На центральном ложе возлежал невысокий плешивый старик в длинной полосатой китуне. Черты лица старика… располагали к приятному общению. Да, именно так, благообразный такой дедуля. Добрый.
За его спиной стоял мальчик-раб с опахалом, а чуть поодаль, в тени пальм Антенор увидел рослого варвара, чёрного, как головёшка, вооруженного мечом. Видать, телохранитель.
Два других клинэ пустовали, но если на левом белоснежное покрывало лежало идеально ровно, то на другом было смято. Кто-то явно с дедуганом только что завтракал.
Старик заговорил первым.
— Этот что ли? А говорили оборванец.
— Оборванец и есть, — сказал Правый.
— Не вижу оборванца, — возразил старик, — видать, мальчик умный. Бэ-мата — шмай, бэ-ла мата — тотбай[46].

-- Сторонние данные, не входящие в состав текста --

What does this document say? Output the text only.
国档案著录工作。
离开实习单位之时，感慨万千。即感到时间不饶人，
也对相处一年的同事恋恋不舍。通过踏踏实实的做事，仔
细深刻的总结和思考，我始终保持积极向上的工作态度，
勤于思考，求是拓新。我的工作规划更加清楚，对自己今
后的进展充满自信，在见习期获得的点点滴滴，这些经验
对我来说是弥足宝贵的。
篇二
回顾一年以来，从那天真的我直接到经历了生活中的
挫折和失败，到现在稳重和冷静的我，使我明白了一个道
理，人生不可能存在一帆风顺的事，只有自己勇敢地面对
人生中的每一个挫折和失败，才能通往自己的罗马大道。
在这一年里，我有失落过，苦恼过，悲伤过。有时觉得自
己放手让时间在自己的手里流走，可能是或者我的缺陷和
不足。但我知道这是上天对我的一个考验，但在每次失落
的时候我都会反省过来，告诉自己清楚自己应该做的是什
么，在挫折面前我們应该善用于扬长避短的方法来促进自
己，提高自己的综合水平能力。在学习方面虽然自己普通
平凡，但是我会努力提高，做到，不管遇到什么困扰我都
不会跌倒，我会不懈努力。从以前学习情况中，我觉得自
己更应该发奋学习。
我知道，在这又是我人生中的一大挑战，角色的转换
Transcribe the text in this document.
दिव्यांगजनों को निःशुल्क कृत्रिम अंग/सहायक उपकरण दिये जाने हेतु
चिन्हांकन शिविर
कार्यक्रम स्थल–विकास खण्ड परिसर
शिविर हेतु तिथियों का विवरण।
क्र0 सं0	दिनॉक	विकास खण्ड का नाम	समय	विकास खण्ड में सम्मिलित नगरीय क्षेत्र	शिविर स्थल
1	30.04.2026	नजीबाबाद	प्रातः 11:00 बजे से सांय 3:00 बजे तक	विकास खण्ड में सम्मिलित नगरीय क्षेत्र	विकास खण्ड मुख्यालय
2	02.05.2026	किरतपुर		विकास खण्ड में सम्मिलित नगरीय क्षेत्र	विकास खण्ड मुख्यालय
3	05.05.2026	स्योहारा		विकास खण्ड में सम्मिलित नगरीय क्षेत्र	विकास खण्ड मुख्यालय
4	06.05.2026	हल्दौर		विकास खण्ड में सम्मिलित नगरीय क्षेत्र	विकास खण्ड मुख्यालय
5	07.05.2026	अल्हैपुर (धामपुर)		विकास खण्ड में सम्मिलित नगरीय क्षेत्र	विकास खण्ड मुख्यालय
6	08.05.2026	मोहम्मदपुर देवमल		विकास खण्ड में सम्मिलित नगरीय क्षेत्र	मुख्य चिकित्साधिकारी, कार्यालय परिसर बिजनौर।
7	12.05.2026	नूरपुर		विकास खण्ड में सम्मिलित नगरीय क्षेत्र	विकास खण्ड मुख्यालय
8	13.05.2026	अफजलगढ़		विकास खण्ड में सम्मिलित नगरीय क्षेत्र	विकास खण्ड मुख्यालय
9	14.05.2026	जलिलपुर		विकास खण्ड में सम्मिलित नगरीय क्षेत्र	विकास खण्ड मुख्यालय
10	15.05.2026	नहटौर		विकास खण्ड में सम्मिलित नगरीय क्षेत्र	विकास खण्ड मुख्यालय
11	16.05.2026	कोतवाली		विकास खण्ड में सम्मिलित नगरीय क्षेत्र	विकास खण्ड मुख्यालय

— Радуйся, почтенный Менес… Меонофай. Меня зовут Антенор, — представился македонянин.
Приподнявшись на локте и сдвинув кустистые брови, старик приглаживал пальцами коротко подстриженную седую бороду и разглядывал визитёра. Отвечать на приветствие не спешил.
— Пожелал бы я и тебе радости, — сказал он, наконец с приветливой улыбкой, — да не уверен, что ждёт она тебя.
«Многообещающее начало. Да уж, добрый дедушка…»
— Инвайа будешь?
Меонофай потянулся к серебряному блюду с гроздьями винограда. Оторвал виноградинку и отправил в рот.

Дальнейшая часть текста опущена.